Tax Equity Transactions

April 01, 2013 | By Keith Martin in Washington, DC

Tax equity transactions are facing tougher vetting by the IRS.

The agency is losing patience with deals where promoters talk about selling tax credits and structure the transactions so that the tax equity investor has little real economic exposure.

A memorandum written by the IRS associate area counsel in Detroit to an agent about a tax equity transaction that is under audit and involves historic tax credits is instructive. The memo is Field Service Advice 20124002F. The agency released it in March.

A 20% tax credit can be claimed on the cost of rehabilitating historic buildings. A real estate developer in the business of renovating historic properties undertook a project. The renovation took at least two years.

The developer arranged for two other entities to be formed. One was a partnership between an affiliated company owned by individuals who also owned the developer and a “fund” of tax equity investors. The partner affiliated with the developer managed the partnership; the fund had no say in management. The other new company formed was a subsidiary of the affiliated company. This subsidiary leased the historic building to the partnership and lent the partnership the money to do the renovations. The partnership hired the developer to do the actual work.

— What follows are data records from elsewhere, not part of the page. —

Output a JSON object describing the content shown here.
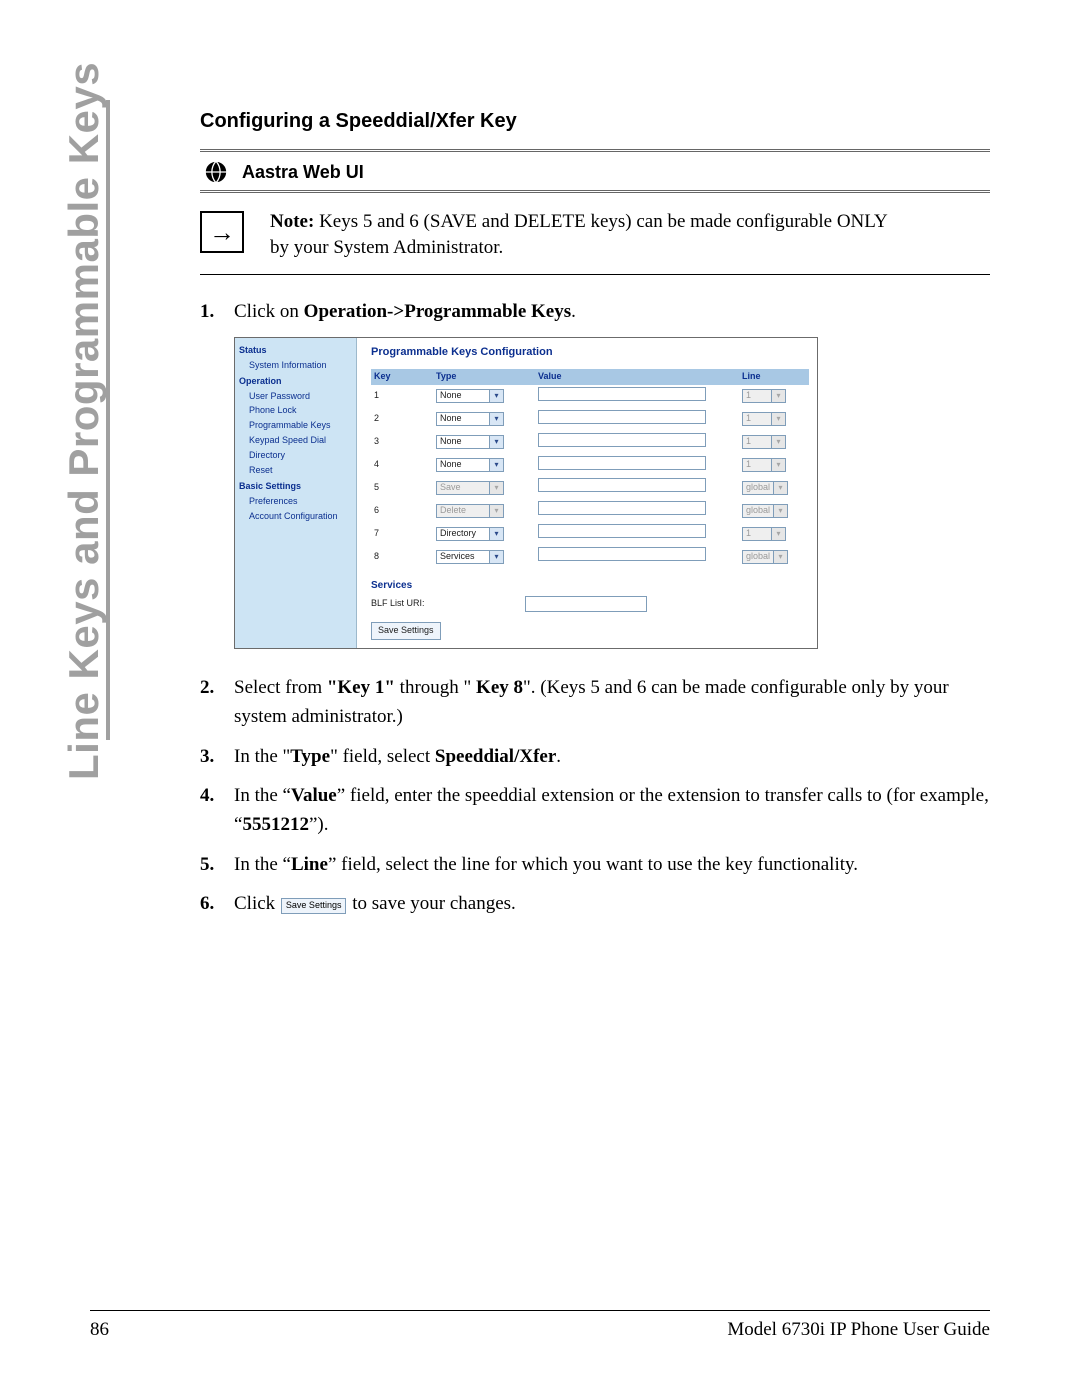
{
  "sideTab": "Line Keys and Programmable Keys",
  "heading": "Configuring a Speeddial/Xfer Key",
  "featureBarLabel": "Aastra Web UI",
  "note": {
    "prefix": "Note: ",
    "body": "Keys 5 and 6 (SAVE and DELETE keys) can be made configurable ONLY by your System Administrator."
  },
  "steps": [
    {
      "num": "1.",
      "pre": "Click on ",
      "bold1": "Operation->Programmable Keys",
      "post": "."
    },
    {
      "num": "2.",
      "t1": "Select from ",
      "b1": "\"Key 1\"",
      "t2": " through \"",
      "b2": "Key 8",
      "t3": "\". (Keys 5 and 6 can be made configurable only by your system administrator.)"
    },
    {
      "num": "3.",
      "t1": "In the \"",
      "b1": "Type",
      "t2": "\" field, select ",
      "b2": "Speeddial/Xfer",
      "t3": "."
    },
    {
      "num": "4.",
      "t1": "In the “",
      "b1": "Value",
      "t2": "” field, enter the speeddial extension or the extension to transfer calls to (for example, “",
      "b2": "5551212",
      "t3": "”)."
    },
    {
      "num": "5.",
      "t1": "In the “",
      "b1": "Line",
      "t2": "” field, select the line for which you want to use the key functionality."
    },
    {
      "num": "6.",
      "t1": "Click ",
      "btn": "Save Settings",
      "t2": " to save your changes."
    }
  ],
  "screenshot": {
    "title": "Programmable Keys Configuration",
    "nav": [
      {
        "label": "Status",
        "items": [
          "System Information"
        ]
      },
      {
        "label": "Operation",
        "items": [
          "User Password",
          "Phone Lock",
          "Programmable Keys",
          "Keypad Speed Dial",
          "Directory",
          "Reset"
        ]
      },
      {
        "label": "Basic Settings",
        "items": [
          "Preferences",
          "Account Configuration"
        ]
      }
    ],
    "columns": [
      "Key",
      "Type",
      "Value",
      "Line"
    ],
    "rows": [
      {
        "key": "1",
        "type": "None",
        "line": "1"
      },
      {
        "key": "2",
        "type": "None",
        "line": "1"
      },
      {
        "key": "3",
        "type": "None",
        "line": "1"
      },
      {
        "key": "4",
        "type": "None",
        "line": "1"
      },
      {
        "key": "5",
        "type": "Save",
        "line": "global"
      },
      {
        "key": "6",
        "type": "Delete",
        "line": "global"
      },
      {
        "key": "7",
        "type": "Directory",
        "line": "1"
      },
      {
        "key": "8",
        "type": "Services",
        "line": "global"
      }
    ],
    "servicesLabel": "Services",
    "blfLabel": "BLF List URI:",
    "saveBtn": "Save Settings"
  },
  "footer": {
    "page": "86",
    "title": "Model 6730i IP Phone User Guide"
  }
}
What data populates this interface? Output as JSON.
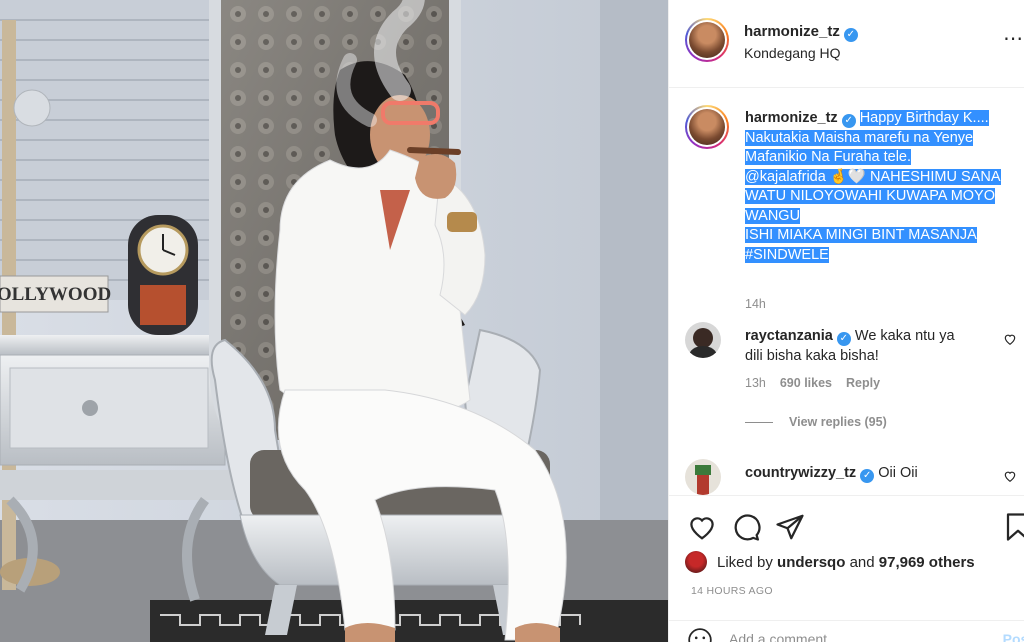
{
  "post": {
    "username": "harmonize_tz",
    "location": "Kondegang HQ",
    "more_icon": "more-options-icon"
  },
  "caption": {
    "username": "harmonize_tz",
    "lines": [
      "Happy Birthday K....",
      "Nakutakia Maisha marefu na Yenye",
      "Mafanikio Na Furaha tele.",
      "@kajalafrida 🤞🤍 NAHESHIMU SANA",
      "WATU NILOYOWAHI KUWAPA MOYO",
      "WANGU",
      "ISHI MIAKA MINGI BINT MASANJA",
      "#SINDWELE"
    ],
    "time": "14h"
  },
  "comments": [
    {
      "username": "rayctanzania",
      "text_line1": "We kaka ntu ya",
      "text_line2": "dili bisha kaka bisha!",
      "time": "13h",
      "likes": "690 likes",
      "reply": "Reply",
      "view_replies": "View replies (95)"
    },
    {
      "username": "countrywizzy_tz",
      "text_line1": "Oii Oii"
    }
  ],
  "photo_sign": "OLLYWOOD",
  "likes": {
    "prefix": "Liked by ",
    "user": "undersqo",
    "middle": " and ",
    "count": "97,969 others"
  },
  "time_ago": "14 HOURS AGO",
  "add_comment": {
    "placeholder": "Add a comment…",
    "post_label": "Post"
  },
  "colors": {
    "verified": "#3897f0",
    "selection": "#3390ff",
    "secondary_text": "#8e8e8e"
  }
}
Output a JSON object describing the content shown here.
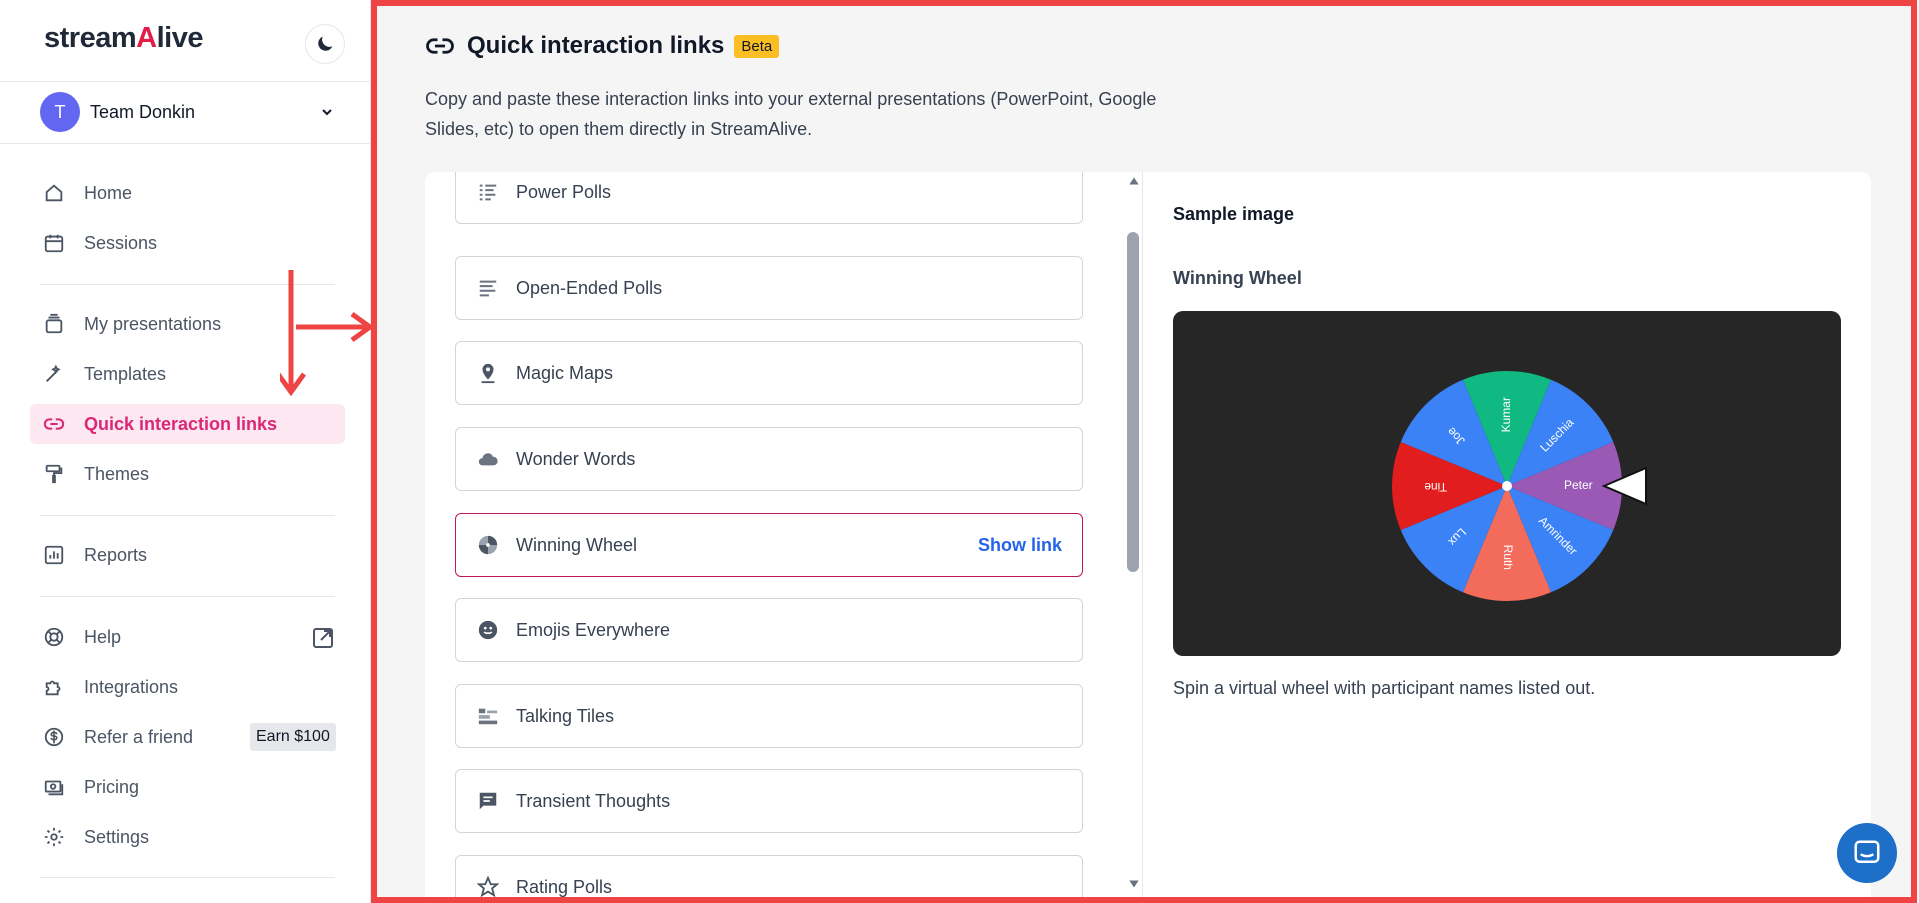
{
  "brand": {
    "name_pre": "stream",
    "name_accent": "A",
    "name_post": "live"
  },
  "team": {
    "initial": "T",
    "name": "Team Donkin"
  },
  "nav": {
    "home": "Home",
    "sessions": "Sessions",
    "presentations": "My presentations",
    "templates": "Templates",
    "quick_links": "Quick interaction links",
    "themes": "Themes",
    "reports": "Reports",
    "help": "Help",
    "integrations": "Integrations",
    "refer": "Refer a friend",
    "refer_badge": "Earn $100",
    "pricing": "Pricing",
    "settings": "Settings"
  },
  "header": {
    "title": "Quick interaction links",
    "badge": "Beta",
    "description": "Copy and paste these interaction links into your external presentations (PowerPoint, Google Slides, etc) to open them directly in StreamAlive."
  },
  "interactions": [
    {
      "label": "Power Polls",
      "icon": "bars-icon"
    },
    {
      "label": "Open-Ended Polls",
      "icon": "lines-icon"
    },
    {
      "label": "Magic Maps",
      "icon": "map-pin-icon"
    },
    {
      "label": "Wonder Words",
      "icon": "cloud-icon"
    },
    {
      "label": "Winning Wheel",
      "icon": "wheel-icon",
      "action": "Show link"
    },
    {
      "label": "Emojis Everywhere",
      "icon": "smiley-icon"
    },
    {
      "label": "Talking Tiles",
      "icon": "tiles-icon"
    },
    {
      "label": "Transient Thoughts",
      "icon": "chat-icon"
    },
    {
      "label": "Rating Polls",
      "icon": "star-icon"
    }
  ],
  "sample": {
    "heading": "Sample image",
    "name": "Winning Wheel",
    "caption": "Spin a virtual wheel with participant names listed out.",
    "wheel_names": [
      "Kumar",
      "Luschia",
      "Peter",
      "Amrinder",
      "Ruth",
      "Lux",
      "Tine",
      "Joe"
    ],
    "wheel_colors": [
      "#10b981",
      "#3b82f6",
      "#9b59b6",
      "#3b82f6",
      "#f26b5b",
      "#3b82f6",
      "#e11d1d",
      "#3b82f6"
    ]
  },
  "colors": {
    "accent": "#db2777",
    "link": "#2563eb",
    "beta": "#fbbf24",
    "frame": "#ef4444"
  }
}
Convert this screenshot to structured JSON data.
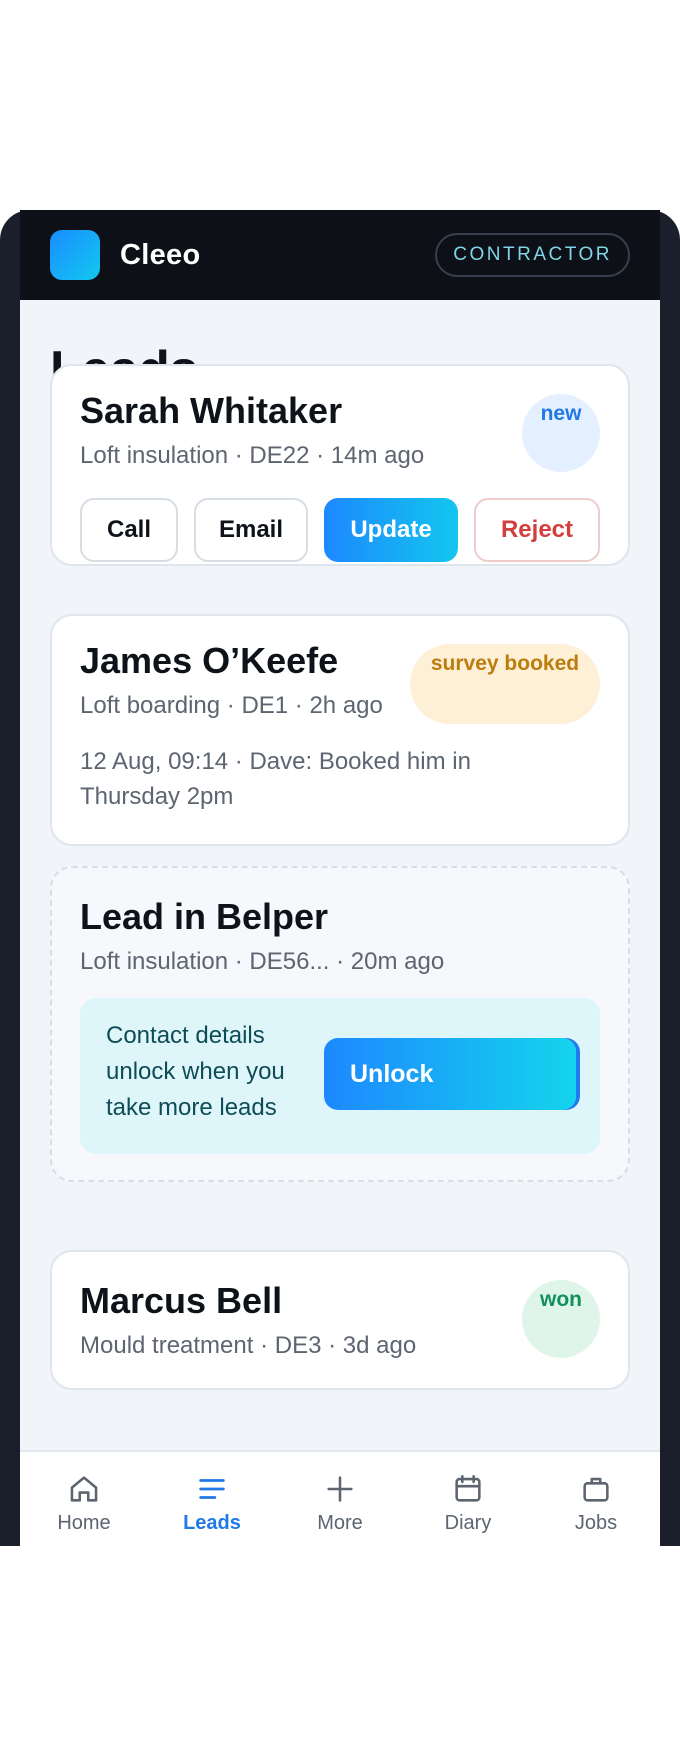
{
  "app": {
    "name": "Cleeo",
    "role": "CONTRACTOR"
  },
  "page": {
    "title": "Leads"
  },
  "leads": [
    {
      "name": "Sarah Whitaker",
      "meta": "Loft insulation · DE22 · 14m ago",
      "status": "new",
      "actions": {
        "call": "Call",
        "email": "Email",
        "update": "Update",
        "reject": "Reject"
      }
    },
    {
      "name": "James O’Keefe",
      "meta": "Loft boarding · DE1 · 2h ago",
      "status": "survey booked",
      "activity": "12 Aug, 09:14 · Dave: Booked him in Thursday 2pm"
    },
    {
      "name": "Lead in Belper",
      "meta": "Loft insulation · DE56... · 20m ago",
      "locked_message": "Contact details unlock when you take more leads",
      "unlock_label": "Unlock"
    },
    {
      "name": "Marcus Bell",
      "meta": "Mould treatment · DE3 · 3d ago",
      "status": "won"
    }
  ],
  "nav": [
    {
      "label": "Home",
      "icon": "home-icon",
      "active": false
    },
    {
      "label": "Leads",
      "icon": "list-icon",
      "active": true
    },
    {
      "label": "More",
      "icon": "plus-icon",
      "active": false
    },
    {
      "label": "Diary",
      "icon": "calendar-icon",
      "active": false
    },
    {
      "label": "Jobs",
      "icon": "briefcase-icon",
      "active": false
    }
  ],
  "colors": {
    "accent": "#2079e5",
    "header_bg": "#0d1117",
    "status_new": "#2079e5",
    "status_survey_booked": "#bc7d0c",
    "status_won": "#11905a",
    "reject": "#d23f3f"
  }
}
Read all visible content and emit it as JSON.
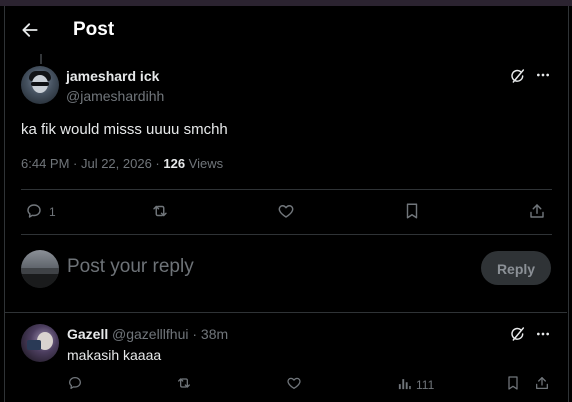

The fund of tax equity investors made a small capital contribution to the partnership during construction, but its real capital was not put in until after the renovations were completed.

The partnership paid the developer a developer fee and then hired the developer to manage the property for a fixed fee plus a percentage of monthly gross receipts plus an additional supervision fee of a percentage of any capital improvements that have to be undertaken in the future. The partnership is paying the entity that leased it the building fixed rent plus a percentage of the partnership’s operating income, not to exceed 100% of net cash flow.

The capital contributions by the fund were 90¢ per dollar of historic tax credit. The fund was allocated the tax credit and receives preferred cash distributions that are a percentage of its “paid-in” capital contributions. The IRS said debt service on the loan to finance the renovations, the various fees and the lease rents are set at a level that should vacuum up all the remaining cash flow.

Historic tax credits are subject to recapture for five years. The fund has a “put” option to force the partnership or developer to repurchase the fund’s interest at the end of year five for a percentage of the paid-in capital it contributed plus any unpaid preferred cash distributions. The developer has a “call” option to buy out the fund for fair market value, defined in a manner the IRS said will make it close to nil, plus any unpaid preferred cash distributions, after the exercise period for the put expires.

The developer and three of the individuals who own it guaranteed not only the refund if the tax credit was denied or recaptured but also payment of the put price. They also guaranteed all other obligations of the partnership, including excess development and operating costs and the rent owed on the lease.

The developer hired a promoter who was in the business of syndicating historic tax credits to organize the fund. The computer model the syndicator drew up indicated that the fund investors would pay 90¢ per dollar of tax credit and receive an X% priority return plus an additional Y% return on their investment at the end of the tax credit recapture period. A document describing the structure indicated that the transaction would be structured so that the fund would not receive any cash above the priority return.

The IRS said no real partnership was formed. All the benefits and burdens of the project remained with the developer “through a circular flow of contracts,” with the result that nothing in substance changed. The project remained the developer’s project with a side deal to transfer tax credits. The fund did not put any real capital in until after the rehabilitation job was completed.

“The fund never intended to participate in the rehabilitation of the historic property,” the IRS said. “It simply wanted the historic tax credits. If it was not allowed the credits it wanted its money back . . . . [T]he rehabilitation and operations took place as if no transfer to the [partnership] had occurred.”